Lee Thorestensen - Zed Bike Wheels
I got to know Lee at the end of the hill climb season last year. I had long since abandoned the idea of approaching firms for sets of wheels, somehow the business transaction seemed so cold, and I have a big insecurity about my ‘image’. I cannot create ‘media perfect’ instagram posts. And, going back to the point a) who I am?, that means that I never will be able to create such posts.
So, I met Lee through a series of friends, and he spotted my posts I was writing about, some even touched on the subject of depression. So, really, I was just being me! I connected with Lee, his passion is wheel-building, and he was so busy doing it and giving wheels to top riders around the country that he forgot to market himself! So, nobody really knows that he makes insanely good wheels for any discipline. Currently he is busy getting wheels built for the cyclocross National Series for his sponsored riders. The crazy thing is, well crazy to most people, is that Lee just wants to help. He doesn’t want anything in return, no social media posts, shout outs.
His gesture to give me a pair of ‘string wheels’ was so overwhelming at the time last year. Even two weeks off work leaves me in debt, as I am a single household and self-employed. I would never ask or presume anyone to give me something of value as I empathise truly with needing to make a living. I am eternally grateful to Lee, the wheels are 750g a pair!

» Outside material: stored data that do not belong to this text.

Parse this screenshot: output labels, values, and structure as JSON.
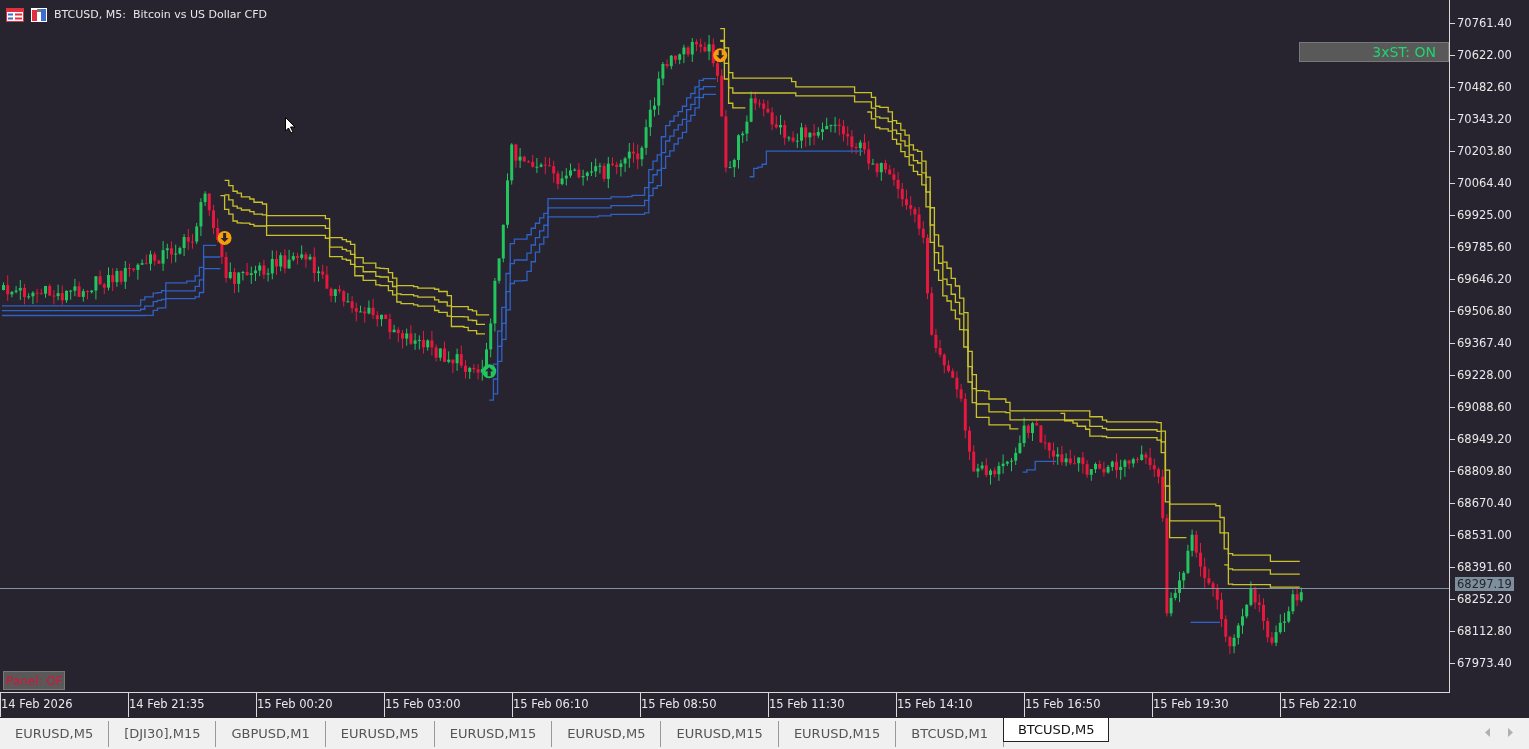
{
  "chart_window": {
    "title": "BTCUSD, M5:  Bitcoin vs US Dollar CFD",
    "toggles": [
      {
        "label": "3xST: ON",
        "on": true,
        "kind": "top"
      },
      {
        "label": "Panel: OF",
        "on": false,
        "kind": "bottom"
      }
    ],
    "current_price": "68297.19",
    "price_axis": [
      "70761.40",
      "70622.00",
      "70482.60",
      "70343.20",
      "70203.80",
      "70064.40",
      "69925.00",
      "69785.60",
      "69646.20",
      "69506.80",
      "69367.40",
      "69228.00",
      "69088.60",
      "68949.20",
      "68809.80",
      "68670.40",
      "68531.00",
      "68391.60",
      "68252.20",
      "68112.80",
      "67973.40"
    ],
    "time_axis": [
      "14 Feb 2026",
      "14 Feb 21:35",
      "15 Feb 00:20",
      "15 Feb 03:00",
      "15 Feb 06:10",
      "15 Feb 08:50",
      "15 Feb 11:30",
      "15 Feb 14:10",
      "15 Feb 16:50",
      "15 Feb 19:30",
      "15 Feb 22:10"
    ]
  },
  "tabs": [
    {
      "label": "EURUSD,M5",
      "selected": false
    },
    {
      "label": "[DJI30],M15",
      "selected": false
    },
    {
      "label": "GBPUSD,M1",
      "selected": false
    },
    {
      "label": "EURUSD,M5",
      "selected": false
    },
    {
      "label": "EURUSD,M15",
      "selected": false
    },
    {
      "label": "EURUSD,M5",
      "selected": false
    },
    {
      "label": "EURUSD,M15",
      "selected": false
    },
    {
      "label": "EURUSD,M15",
      "selected": false
    },
    {
      "label": "BTCUSD,M1",
      "selected": false
    },
    {
      "label": "BTCUSD,M5",
      "selected": true
    }
  ]
}
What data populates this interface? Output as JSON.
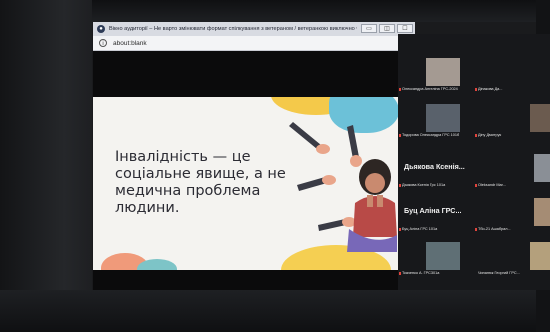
{
  "browser": {
    "title": "Вікно аудиторії – Не варто змінювати формат спілкування з ветераном / ветеранкою виключно ч...",
    "url": "about:blank",
    "window_buttons": [
      "▭",
      "◫",
      "☐"
    ]
  },
  "slide": {
    "headline": "Інвалідність — це соціальне явище, а не медична проблема людини."
  },
  "participants": [
    {
      "name": "Олександра Ангеліна ГРС-2024",
      "big": ""
    },
    {
      "name": "Дінакова Да...",
      "big": ""
    },
    {
      "name": "Тодорова Олександра ГРС 101б",
      "big": ""
    },
    {
      "name": "Діну Дмитрук",
      "big": ""
    },
    {
      "name": "Дьякова Ксенія Грс 101а",
      "big": "Дьякова Ксенія..."
    },
    {
      "name": "Oleksandr Mar...",
      "big": ""
    },
    {
      "name": "Буц Аліна ГРС 101а",
      "big": "Буц Аліна ГРС..."
    },
    {
      "name": "Тбо-21 Ашабрал...",
      "big": ""
    },
    {
      "name": "Ткаченко А. ГРС301а",
      "big": ""
    },
    {
      "name": "Чипанюк Георгий ГРС...",
      "big": ""
    }
  ]
}
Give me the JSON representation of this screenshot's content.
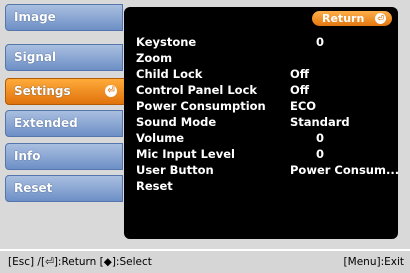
{
  "sidebar": {
    "items": [
      {
        "label": "Image"
      },
      {
        "label": "Signal"
      },
      {
        "label": "Settings",
        "active": true
      },
      {
        "label": "Extended"
      },
      {
        "label": "Info"
      },
      {
        "label": "Reset"
      }
    ],
    "enter_glyph": "⏎"
  },
  "panel": {
    "return_label": "Return",
    "enter_glyph": "⏎",
    "rows": [
      {
        "label": "Keystone",
        "value": "0"
      },
      {
        "label": "Zoom",
        "value": ""
      },
      {
        "label": "Child Lock",
        "value": "Off"
      },
      {
        "label": "Control Panel Lock",
        "value": "Off"
      },
      {
        "label": "Power Consumption",
        "value": "ECO"
      },
      {
        "label": "Sound Mode",
        "value": "Standard"
      },
      {
        "label": "Volume",
        "value": "0"
      },
      {
        "label": "Mic Input Level",
        "value": "0"
      },
      {
        "label": "User Button",
        "value": "Power Consum..."
      },
      {
        "label": "Reset",
        "value": ""
      }
    ]
  },
  "footer": {
    "left": "[Esc] /[⏎]:Return  [◆]:Select",
    "right": "[Menu]:Exit"
  },
  "colors": {
    "accent_orange": "#e0720c",
    "tab_blue": "#6d8fc6",
    "panel_bg": "#000000"
  }
}
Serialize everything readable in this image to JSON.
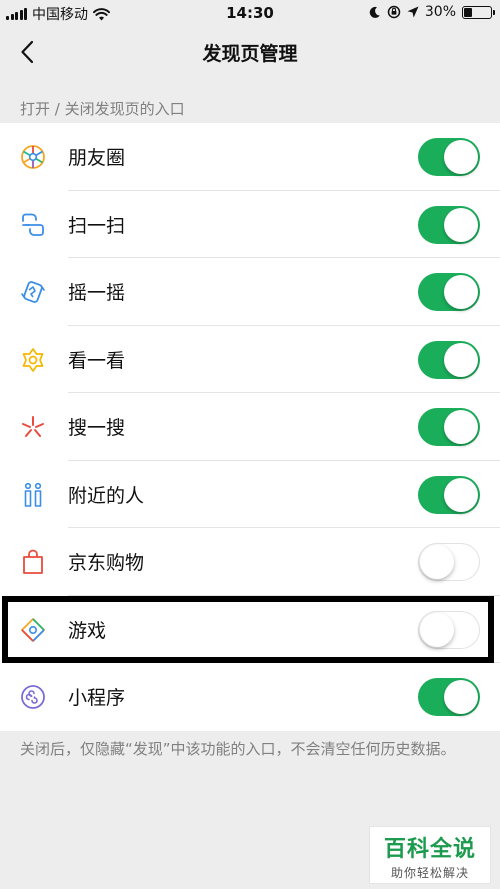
{
  "status_bar": {
    "carrier": "中国移动",
    "time": "14:30",
    "battery": "30%",
    "battery_level": 0.3
  },
  "nav": {
    "title": "发现页管理",
    "back_icon": "chevron-left-icon"
  },
  "section_header": "打开 / 关闭发现页的入口",
  "items": [
    {
      "label": "朋友圈",
      "icon": "moments-icon",
      "enabled": true
    },
    {
      "label": "扫一扫",
      "icon": "scan-icon",
      "enabled": true
    },
    {
      "label": "摇一摇",
      "icon": "shake-icon",
      "enabled": true
    },
    {
      "label": "看一看",
      "icon": "top-stories-icon",
      "enabled": true
    },
    {
      "label": "搜一搜",
      "icon": "search-sparkle-icon",
      "enabled": true
    },
    {
      "label": "附近的人",
      "icon": "people-nearby-icon",
      "enabled": true
    },
    {
      "label": "京东购物",
      "icon": "shopping-bag-icon",
      "enabled": false
    },
    {
      "label": "游戏",
      "icon": "games-icon",
      "enabled": false
    },
    {
      "label": "小程序",
      "icon": "mini-program-icon",
      "enabled": true
    }
  ],
  "footer_note": "关闭后，仅隐藏“发现”中该功能的入口，不会清空任何历史数据。",
  "watermark": {
    "title": "百科全说",
    "subtitle": "助你轻松解决"
  },
  "colors": {
    "toggle_on": "#1aad5a",
    "background": "#ededed",
    "secondary_text": "#808080"
  }
}
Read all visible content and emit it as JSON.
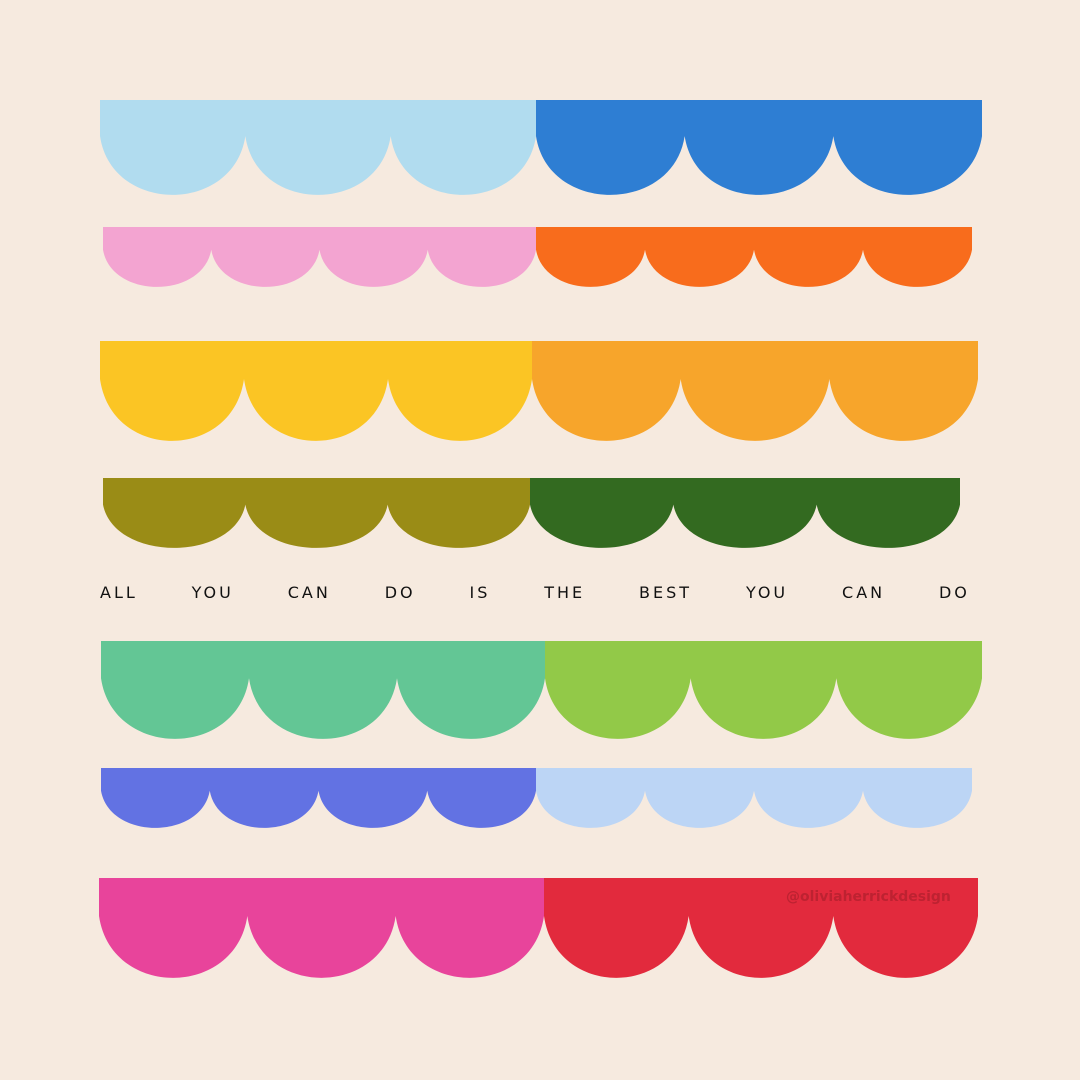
{
  "quote_words": [
    "ALL",
    "YOU",
    "CAN",
    "DO",
    "IS",
    "THE",
    "BEST",
    "YOU",
    "CAN",
    "DO"
  ],
  "watermark": "@oliviaherrickdesign",
  "colors": {
    "background": "#f6eadf",
    "scallops": [
      [
        "#b1dcef",
        "#2e7ed3"
      ],
      [
        "#f3a4d1",
        "#f86c1c"
      ],
      [
        "#fbc524",
        "#f7a52b"
      ],
      [
        "#9a8c16",
        "#336a20"
      ],
      [
        "#63c695",
        "#92c948"
      ],
      [
        "#6272e3",
        "#bcd5f5"
      ],
      [
        "#e8449b",
        "#e22a3d"
      ]
    ]
  }
}
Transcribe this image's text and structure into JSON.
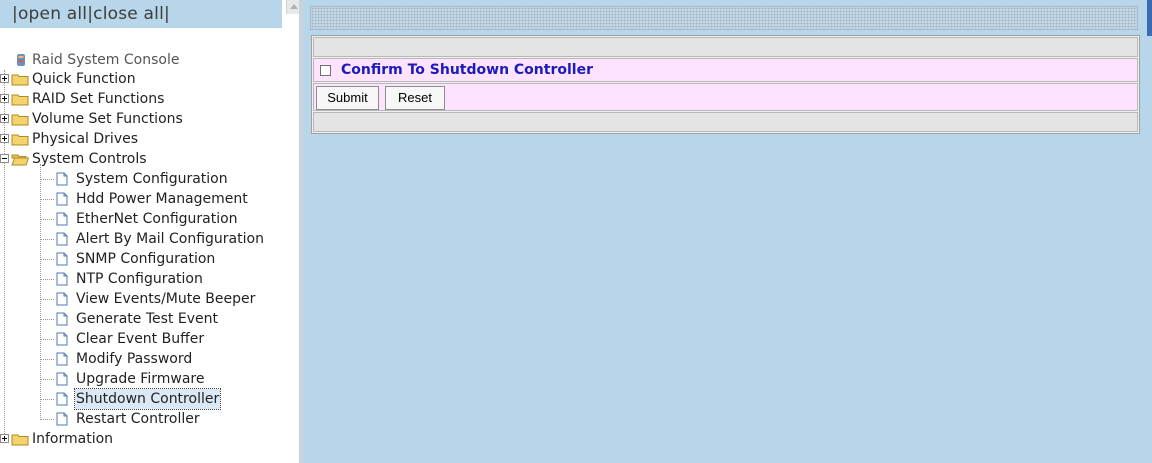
{
  "topbar": {
    "text_before": "|",
    "open_all": "open all",
    "separator": "|",
    "close_all": "close all",
    "text_after": "|"
  },
  "tree": {
    "root": {
      "label": "Raid System Console",
      "icon": "raid-console-icon"
    },
    "folders": [
      {
        "label": "Quick Function",
        "expanded": false
      },
      {
        "label": "RAID Set Functions",
        "expanded": false
      },
      {
        "label": "Volume Set Functions",
        "expanded": false
      },
      {
        "label": "Physical Drives",
        "expanded": false
      },
      {
        "label": "System Controls",
        "expanded": true
      },
      {
        "label": "Information",
        "expanded": false
      }
    ],
    "system_controls_items": [
      "System Configuration",
      "Hdd Power Management",
      "EtherNet Configuration",
      "Alert By Mail Configuration",
      "SNMP Configuration",
      "NTP Configuration",
      "View Events/Mute Beeper",
      "Generate Test Event",
      "Clear Event Buffer",
      "Modify Password",
      "Upgrade Firmware",
      "Shutdown Controller",
      "Restart Controller"
    ],
    "selected_item": "Shutdown Controller"
  },
  "form": {
    "confirm_label": "Confirm To Shutdown Controller",
    "confirm_checked": false,
    "submit_label": "Submit",
    "reset_label": "Reset"
  },
  "colors": {
    "frame_background": "#b7d6ea",
    "form_row_pink": "#fde3fd",
    "confirm_text": "#1b1bbd",
    "folder_yellow": "#f3d36b"
  }
}
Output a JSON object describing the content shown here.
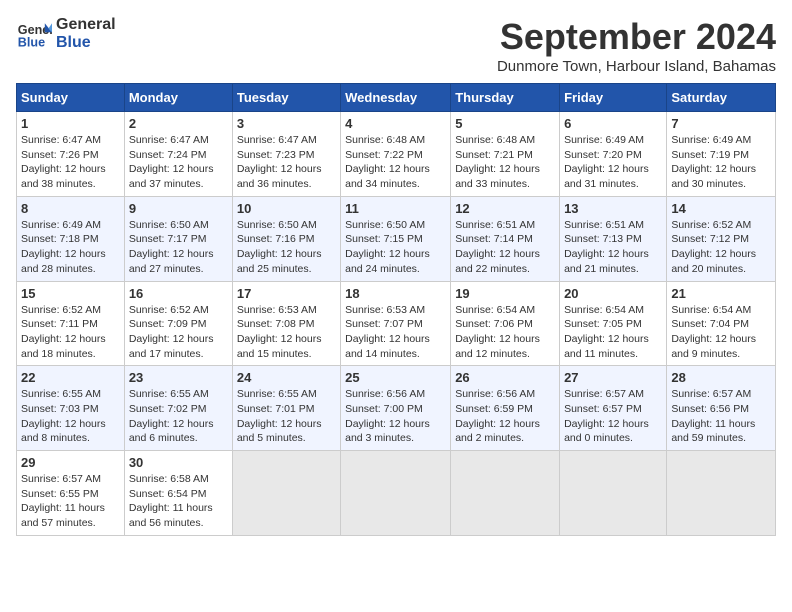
{
  "header": {
    "logo_line1": "General",
    "logo_line2": "Blue",
    "month_title": "September 2024",
    "location": "Dunmore Town, Harbour Island, Bahamas"
  },
  "weekdays": [
    "Sunday",
    "Monday",
    "Tuesday",
    "Wednesday",
    "Thursday",
    "Friday",
    "Saturday"
  ],
  "weeks": [
    [
      {
        "day": "1",
        "sunrise": "6:47 AM",
        "sunset": "7:26 PM",
        "daylight": "12 hours and 38 minutes."
      },
      {
        "day": "2",
        "sunrise": "6:47 AM",
        "sunset": "7:24 PM",
        "daylight": "12 hours and 37 minutes."
      },
      {
        "day": "3",
        "sunrise": "6:47 AM",
        "sunset": "7:23 PM",
        "daylight": "12 hours and 36 minutes."
      },
      {
        "day": "4",
        "sunrise": "6:48 AM",
        "sunset": "7:22 PM",
        "daylight": "12 hours and 34 minutes."
      },
      {
        "day": "5",
        "sunrise": "6:48 AM",
        "sunset": "7:21 PM",
        "daylight": "12 hours and 33 minutes."
      },
      {
        "day": "6",
        "sunrise": "6:49 AM",
        "sunset": "7:20 PM",
        "daylight": "12 hours and 31 minutes."
      },
      {
        "day": "7",
        "sunrise": "6:49 AM",
        "sunset": "7:19 PM",
        "daylight": "12 hours and 30 minutes."
      }
    ],
    [
      {
        "day": "8",
        "sunrise": "6:49 AM",
        "sunset": "7:18 PM",
        "daylight": "12 hours and 28 minutes."
      },
      {
        "day": "9",
        "sunrise": "6:50 AM",
        "sunset": "7:17 PM",
        "daylight": "12 hours and 27 minutes."
      },
      {
        "day": "10",
        "sunrise": "6:50 AM",
        "sunset": "7:16 PM",
        "daylight": "12 hours and 25 minutes."
      },
      {
        "day": "11",
        "sunrise": "6:50 AM",
        "sunset": "7:15 PM",
        "daylight": "12 hours and 24 minutes."
      },
      {
        "day": "12",
        "sunrise": "6:51 AM",
        "sunset": "7:14 PM",
        "daylight": "12 hours and 22 minutes."
      },
      {
        "day": "13",
        "sunrise": "6:51 AM",
        "sunset": "7:13 PM",
        "daylight": "12 hours and 21 minutes."
      },
      {
        "day": "14",
        "sunrise": "6:52 AM",
        "sunset": "7:12 PM",
        "daylight": "12 hours and 20 minutes."
      }
    ],
    [
      {
        "day": "15",
        "sunrise": "6:52 AM",
        "sunset": "7:11 PM",
        "daylight": "12 hours and 18 minutes."
      },
      {
        "day": "16",
        "sunrise": "6:52 AM",
        "sunset": "7:09 PM",
        "daylight": "12 hours and 17 minutes."
      },
      {
        "day": "17",
        "sunrise": "6:53 AM",
        "sunset": "7:08 PM",
        "daylight": "12 hours and 15 minutes."
      },
      {
        "day": "18",
        "sunrise": "6:53 AM",
        "sunset": "7:07 PM",
        "daylight": "12 hours and 14 minutes."
      },
      {
        "day": "19",
        "sunrise": "6:54 AM",
        "sunset": "7:06 PM",
        "daylight": "12 hours and 12 minutes."
      },
      {
        "day": "20",
        "sunrise": "6:54 AM",
        "sunset": "7:05 PM",
        "daylight": "12 hours and 11 minutes."
      },
      {
        "day": "21",
        "sunrise": "6:54 AM",
        "sunset": "7:04 PM",
        "daylight": "12 hours and 9 minutes."
      }
    ],
    [
      {
        "day": "22",
        "sunrise": "6:55 AM",
        "sunset": "7:03 PM",
        "daylight": "12 hours and 8 minutes."
      },
      {
        "day": "23",
        "sunrise": "6:55 AM",
        "sunset": "7:02 PM",
        "daylight": "12 hours and 6 minutes."
      },
      {
        "day": "24",
        "sunrise": "6:55 AM",
        "sunset": "7:01 PM",
        "daylight": "12 hours and 5 minutes."
      },
      {
        "day": "25",
        "sunrise": "6:56 AM",
        "sunset": "7:00 PM",
        "daylight": "12 hours and 3 minutes."
      },
      {
        "day": "26",
        "sunrise": "6:56 AM",
        "sunset": "6:59 PM",
        "daylight": "12 hours and 2 minutes."
      },
      {
        "day": "27",
        "sunrise": "6:57 AM",
        "sunset": "6:57 PM",
        "daylight": "12 hours and 0 minutes."
      },
      {
        "day": "28",
        "sunrise": "6:57 AM",
        "sunset": "6:56 PM",
        "daylight": "11 hours and 59 minutes."
      }
    ],
    [
      {
        "day": "29",
        "sunrise": "6:57 AM",
        "sunset": "6:55 PM",
        "daylight": "11 hours and 57 minutes."
      },
      {
        "day": "30",
        "sunrise": "6:58 AM",
        "sunset": "6:54 PM",
        "daylight": "11 hours and 56 minutes."
      },
      null,
      null,
      null,
      null,
      null
    ]
  ]
}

We reach out and chat on facebook messenger, asking how each others families are, the state of the world, and general life. Lee’s family are lovely and I admire this hard-won business they have set out on. You can visit his website on www.zedbikewheels.com
Cycles in Motion - bike workshop
I would be nowhere without the generosity of spirit found in the hill climb community. One such place is the Cycles in Motion bike workshop in Sheffield. Their complete enthusiasm and positivity to find solutions to bikes is astounding!
They have supported me wholly since last year, providing me with necessary upgrades / replacements. In 2019 I raced and finished all of the National Series and placed in the top 25, yet my bike needed serious work, but finances wouldn’t allow it. Changing a chain or cables was outside my budget! The day before the Welsh National Road Race my Dad spotted my gear cable was almost sheared (the outer had rusted), I didn’t have the money to replace it. Luckily, that day, they helped me out. Now that Cycles in Motion help me, I realise how insane my circumstances were, because my bike has a new chain and cables anytime I need them!
Anthony Wood - Photographer
I have made friends with Tony, he is a very caring person. Outside of his passion for photography he takes an active interest in the hill climb scene. Over lockdown he would touch base with me once a week to ask how I was.
Tony volunteers all of his photographs for use by athletes and Brother UK. He is always giving me motivational talks, which I value.
Friends and family
Thank you for your time and help.
Through the first two years of being coached by Liam, behind the scenes aside from my mum, I had zero support. Unfortunately this made me vulnerable on a couple of occasions to people who used that to their advantage. I had a very lonely few years, and very slowly have built a resilience and determination that unless you have experienced the traumas can be fully understood. My level of empathy and concern and care for people is that much higher now that I have been through difficult years. I embrace that life is unfair, and I deal with it, but Together we are stronger.
Good luck to everyone completing their 2020 season.